Brave meant the wall needed to come down. And with the wall, the G had to go away.
When I finally realized this, shame entered in. It weighed upon me so heavily that I couldn’t sleep at night. Satan never sleeps, y’all. (But he should). And he was yelling lie after lie after lie at me. About how my reality is not how I portray myself to be. And because of that, I wouldn’t be accepted once I confessed the truth. And that there was no hope to get out of the mess I’ve found myself in. Because who was I to be able to be free? Nobody. Just some pretender that has to act a certain way to be accepted.
That shame stole my joy. Sure, I still acted like my usual chipper self. I forgot to add P to my list of letters that I’m wearing.
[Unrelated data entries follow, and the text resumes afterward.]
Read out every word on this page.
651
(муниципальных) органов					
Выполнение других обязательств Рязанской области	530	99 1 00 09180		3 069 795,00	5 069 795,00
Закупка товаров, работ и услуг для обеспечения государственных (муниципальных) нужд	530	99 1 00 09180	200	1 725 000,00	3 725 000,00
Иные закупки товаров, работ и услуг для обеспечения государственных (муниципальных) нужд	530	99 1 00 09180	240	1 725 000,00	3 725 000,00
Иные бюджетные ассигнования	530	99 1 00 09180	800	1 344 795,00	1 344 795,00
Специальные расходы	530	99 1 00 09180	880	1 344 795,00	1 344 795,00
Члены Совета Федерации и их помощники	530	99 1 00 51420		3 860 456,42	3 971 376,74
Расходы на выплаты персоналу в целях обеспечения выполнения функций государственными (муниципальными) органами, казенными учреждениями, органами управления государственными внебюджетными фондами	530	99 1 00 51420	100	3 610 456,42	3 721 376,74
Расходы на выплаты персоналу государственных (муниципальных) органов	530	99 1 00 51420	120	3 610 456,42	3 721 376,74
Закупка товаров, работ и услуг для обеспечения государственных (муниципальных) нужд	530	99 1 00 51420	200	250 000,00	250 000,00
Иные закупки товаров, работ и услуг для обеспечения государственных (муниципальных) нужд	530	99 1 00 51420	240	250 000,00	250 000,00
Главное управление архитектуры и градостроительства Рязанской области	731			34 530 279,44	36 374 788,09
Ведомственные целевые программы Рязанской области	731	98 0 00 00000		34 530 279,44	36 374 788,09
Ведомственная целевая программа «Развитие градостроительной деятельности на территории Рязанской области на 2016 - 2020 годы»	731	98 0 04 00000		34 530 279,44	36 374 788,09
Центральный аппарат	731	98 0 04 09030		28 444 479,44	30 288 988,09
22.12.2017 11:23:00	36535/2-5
I’m a pretender/performer.
A week ago, all of my studies that I’m doing when I spend time with the Lord – 100 Days to Brave, The Quest and SheReadsTruth.com – came to a head.
I was being led to what it meant to really be brave and what that means for me. And then in The Quest, Beth Moore pointed to Luke 7 and the woman who anointed Jesus’ feet with the alabaster flask. Verse 44 rattled me.
“Then turning toward the woman he said to Simon, ‘Do you see this woman?'”
Earlier in the passage, Simon was convinced that if Jesus knew her character, he would send her away.
It was then that it hit me – Jesus looks past all the letters I wear, the act I put on daily and the walls I’ve put up – and He sees me. The real me. The imperfect sinner. Yet he doesn’t scoff, wrinkle up his nose and send me off.
“And he said to her, ‘Your sins are forgiven.'”
– Luke 7:48
And then, these words jumped off the page from the SheReadsTruth.com devotional for the day:
“I’ve been walking with the Lord for more than two decades now, and the strangest thing has happened. The longer I know Him, and the more familiar I become with His Word, the uglier my heart looks. … When it comes to holiness, there is no bell curve. … It has taken my entire life, but my good girl facade has cracked. Following the rules doesn’t make me righteous, but the good news of the gospel keeps picking me up and dusting me off. … Facing up to the reality of my sin hurts. But when I wrestle with the gospel, the gospel always wins. Being good is not enough, but the thoroughly sufficient grace of a good and loving God is.”
That’s when the G came off. And the walls came tumbling down.
Twelve hours after that moment, confession came. As did the tears. Because at that point, there was no wall to hide behind, no act to play, no letter to define me. Vulnerability.
And as the tears finally dried up, the weight of the shame I had been carrying for weeks was lifted.
“If you bear the responsibility for your worthiness to traverse with God and try to maintain an A+ in righteousness, you will collapse. You may stay steady on your feet long enough to assume some credit, but soon your knees will buckle and the credit will topple from your hands. It’s too weighty to carry.”
– Beth Moore, The Quest
That is brave.
Admitting my imperfections. To stop striving independently and lean into the Savior who chose to rescue me.